Methods: The study included a prospective cohort of all children undergoing lumbar punctures in a single emergency department between July 2003 and January 2005. Our main outcome was either a traumatic lumbar puncture (cerebrospinal fluid RBC counts ≥10,000 cells/mm3) or unsuccessful lumbar puncture (failure of the procedure to yield fluid for cell counts) after the first lumbar puncture attempt. We performed multiple logistic regression analyses to identify independent predictors of traumatic or unsuccessful lumbar punctures.

Results: Of the 1,474 eligible lumbar punctures, 1,459 (99%) were included in the analysis. Of these, 513 (35%) were traumatic or unsuccessful on the first attempt.
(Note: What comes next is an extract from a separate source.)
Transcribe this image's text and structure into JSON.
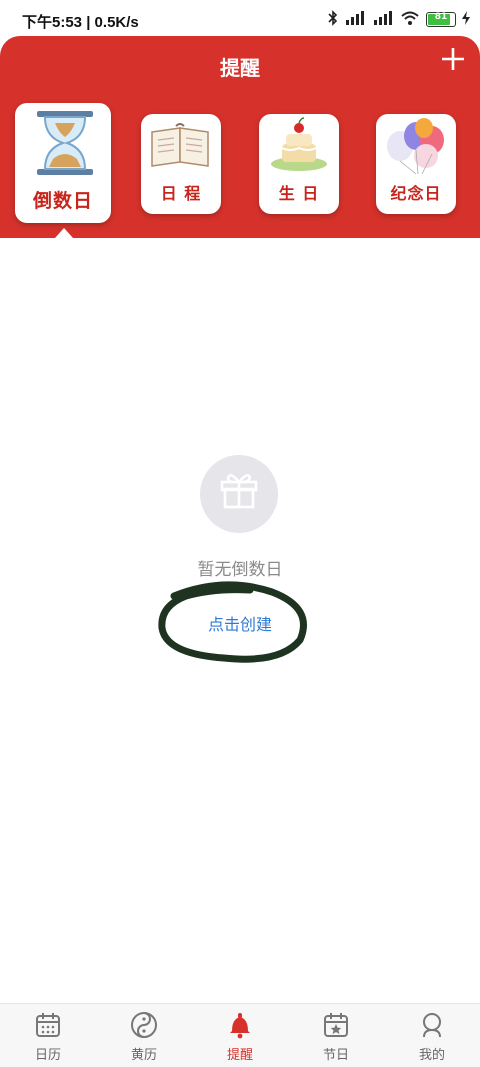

After adjustment for patient characteristics, physician and procedural factors associated with an increased risk of a traumatic or unsuccessful lumbar puncture included less physician experience (adjusted odds ratio for an ordinal decrease in experience 1.08; 95% confidence interval [CI] 1.01 to 1.15), lack of local anesthetic use (adjusted odds ratio 1.6; 95% CI 1.1 to 2.2), advancement of the spinal needle with stylet in place versus stylet removed (adjusted odds ratio 1.3; 95% CI 1.04 to 1.7), and increased patient movement (adjusted odds ratio 2.1; 95% CI 1.6 to 2.6).

Conclusion: Of the factors associated with traumatic or unsuccessful lumbar punctures in children, advancement of the spinal needle with the stylet in place and lack of local anesthetic use are the most modifiable. Modification of these procedural factors may reduce the risk of traumatic or unsuccessful lumbar punctures in children.